Six Iranian twentysomethings were arrested for dancing to Pharrell Williams’ “Happy” this week. Specifically, they were arrested after a video of the scandalous act was posted to YouTube. According to social media, the dancers have since been released, though the video’s director remains behind bars. The dancers have also since said they didn’t know the video would be posted to the Internet, saying they were invited to make the video “to practice acting” and as “an excuse to be happy.” Pharrell Williams has been campaigning for the detainees on Twitter, saying they should “be allowed to express themselves at least with happiness” and that “social media is best used to expand us all.”

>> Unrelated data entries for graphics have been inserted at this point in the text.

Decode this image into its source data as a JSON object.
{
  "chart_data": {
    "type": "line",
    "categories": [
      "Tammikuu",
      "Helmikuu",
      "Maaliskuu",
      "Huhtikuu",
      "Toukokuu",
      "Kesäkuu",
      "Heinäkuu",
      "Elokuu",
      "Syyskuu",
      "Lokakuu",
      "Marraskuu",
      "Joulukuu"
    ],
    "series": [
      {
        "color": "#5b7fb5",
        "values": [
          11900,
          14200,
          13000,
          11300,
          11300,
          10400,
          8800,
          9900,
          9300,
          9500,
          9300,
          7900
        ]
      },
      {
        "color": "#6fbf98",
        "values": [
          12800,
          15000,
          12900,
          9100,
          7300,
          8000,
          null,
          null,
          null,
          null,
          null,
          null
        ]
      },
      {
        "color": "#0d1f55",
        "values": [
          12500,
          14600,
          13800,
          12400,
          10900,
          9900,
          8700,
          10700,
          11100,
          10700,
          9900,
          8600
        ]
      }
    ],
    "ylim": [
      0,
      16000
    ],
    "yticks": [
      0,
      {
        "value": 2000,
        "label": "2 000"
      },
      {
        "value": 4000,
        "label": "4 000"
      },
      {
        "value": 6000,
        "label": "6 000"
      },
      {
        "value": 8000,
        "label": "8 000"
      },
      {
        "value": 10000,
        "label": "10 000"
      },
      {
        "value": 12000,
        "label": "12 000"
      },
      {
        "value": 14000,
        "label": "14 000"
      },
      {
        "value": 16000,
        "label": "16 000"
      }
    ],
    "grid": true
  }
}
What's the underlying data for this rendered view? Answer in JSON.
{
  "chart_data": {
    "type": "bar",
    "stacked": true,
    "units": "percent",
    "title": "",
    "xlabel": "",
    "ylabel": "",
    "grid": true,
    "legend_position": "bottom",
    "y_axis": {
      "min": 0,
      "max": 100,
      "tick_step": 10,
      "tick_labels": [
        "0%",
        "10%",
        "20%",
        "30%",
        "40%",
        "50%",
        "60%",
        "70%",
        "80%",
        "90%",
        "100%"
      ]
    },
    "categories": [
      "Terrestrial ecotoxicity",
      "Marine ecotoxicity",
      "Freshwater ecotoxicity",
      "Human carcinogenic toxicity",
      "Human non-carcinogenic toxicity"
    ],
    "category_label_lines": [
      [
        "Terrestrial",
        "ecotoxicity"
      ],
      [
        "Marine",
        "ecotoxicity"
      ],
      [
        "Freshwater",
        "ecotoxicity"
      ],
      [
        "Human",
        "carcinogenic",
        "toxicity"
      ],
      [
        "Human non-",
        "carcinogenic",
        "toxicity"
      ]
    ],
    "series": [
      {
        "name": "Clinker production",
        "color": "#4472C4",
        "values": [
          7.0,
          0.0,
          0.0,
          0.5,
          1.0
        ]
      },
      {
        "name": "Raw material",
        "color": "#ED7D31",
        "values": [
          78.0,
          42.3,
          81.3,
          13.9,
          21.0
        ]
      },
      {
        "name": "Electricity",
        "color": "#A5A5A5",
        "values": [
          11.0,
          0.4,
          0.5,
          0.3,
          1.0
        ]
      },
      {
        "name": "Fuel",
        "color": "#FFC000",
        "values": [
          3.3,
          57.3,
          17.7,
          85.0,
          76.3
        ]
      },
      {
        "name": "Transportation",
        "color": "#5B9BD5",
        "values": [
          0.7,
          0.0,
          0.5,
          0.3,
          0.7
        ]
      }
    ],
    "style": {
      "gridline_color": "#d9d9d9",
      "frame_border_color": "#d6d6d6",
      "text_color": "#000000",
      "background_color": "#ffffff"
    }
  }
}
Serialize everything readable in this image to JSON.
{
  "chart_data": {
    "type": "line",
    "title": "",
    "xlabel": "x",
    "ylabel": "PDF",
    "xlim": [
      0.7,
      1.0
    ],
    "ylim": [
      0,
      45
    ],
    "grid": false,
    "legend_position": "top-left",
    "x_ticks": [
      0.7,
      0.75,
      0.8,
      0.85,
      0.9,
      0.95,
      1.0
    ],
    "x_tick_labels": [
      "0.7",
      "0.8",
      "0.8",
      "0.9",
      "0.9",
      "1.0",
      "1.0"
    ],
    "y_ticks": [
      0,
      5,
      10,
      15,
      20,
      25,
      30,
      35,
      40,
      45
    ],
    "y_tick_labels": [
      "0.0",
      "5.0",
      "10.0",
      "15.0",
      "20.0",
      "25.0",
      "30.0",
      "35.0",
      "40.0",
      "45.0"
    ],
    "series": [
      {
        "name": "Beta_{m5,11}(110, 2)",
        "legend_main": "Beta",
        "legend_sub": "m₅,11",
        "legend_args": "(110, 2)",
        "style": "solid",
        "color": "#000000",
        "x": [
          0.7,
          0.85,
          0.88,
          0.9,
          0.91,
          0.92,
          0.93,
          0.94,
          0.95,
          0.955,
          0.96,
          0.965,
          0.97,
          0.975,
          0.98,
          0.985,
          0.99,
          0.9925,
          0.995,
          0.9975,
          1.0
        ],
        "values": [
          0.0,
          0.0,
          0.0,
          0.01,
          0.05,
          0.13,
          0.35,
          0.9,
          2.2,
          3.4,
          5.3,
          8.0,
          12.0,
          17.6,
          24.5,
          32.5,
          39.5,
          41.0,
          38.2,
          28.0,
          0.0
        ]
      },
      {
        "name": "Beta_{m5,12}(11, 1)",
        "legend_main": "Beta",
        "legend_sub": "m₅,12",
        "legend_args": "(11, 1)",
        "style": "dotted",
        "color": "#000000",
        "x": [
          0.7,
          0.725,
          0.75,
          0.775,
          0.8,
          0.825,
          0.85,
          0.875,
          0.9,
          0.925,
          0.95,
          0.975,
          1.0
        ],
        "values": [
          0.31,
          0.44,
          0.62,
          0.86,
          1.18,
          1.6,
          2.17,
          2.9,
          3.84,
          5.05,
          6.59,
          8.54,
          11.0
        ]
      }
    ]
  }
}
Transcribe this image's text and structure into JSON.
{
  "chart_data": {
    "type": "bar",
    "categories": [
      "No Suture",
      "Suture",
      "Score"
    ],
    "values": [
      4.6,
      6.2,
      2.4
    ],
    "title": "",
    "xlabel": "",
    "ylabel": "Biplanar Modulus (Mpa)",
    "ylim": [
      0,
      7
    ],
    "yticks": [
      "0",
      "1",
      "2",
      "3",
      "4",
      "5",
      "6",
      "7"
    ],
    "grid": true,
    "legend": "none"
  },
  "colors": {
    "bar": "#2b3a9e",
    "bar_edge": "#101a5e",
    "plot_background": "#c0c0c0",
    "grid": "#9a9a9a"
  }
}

A number of Westerners are currently using the video as an example to call out Iran for going too far in its effort to halt Western behavior,—something that should come as no surprise to anyone familiar with the struggles between hard-line Islamists and those trying to bring a sense of moderation to the country. Last year, now-President Hassan Rouhani succeeded Mahmoud Ahmadinejad in part because of his belief in greater cultural and social freedoms for Iran. He’s also said he’s for a loosening of restrictions on Iran’s Internet, where sites like YouTube and Facebook are blocked (though young people often use proxy servers to access them anyway).  A tweet posted by either Rouhani or his staff earlier this week—reading “#Happiness is our people’s right. We shouldn’t be too hard on behaviors caused by joy”—seemed to suggest he believed authorities had gone too far.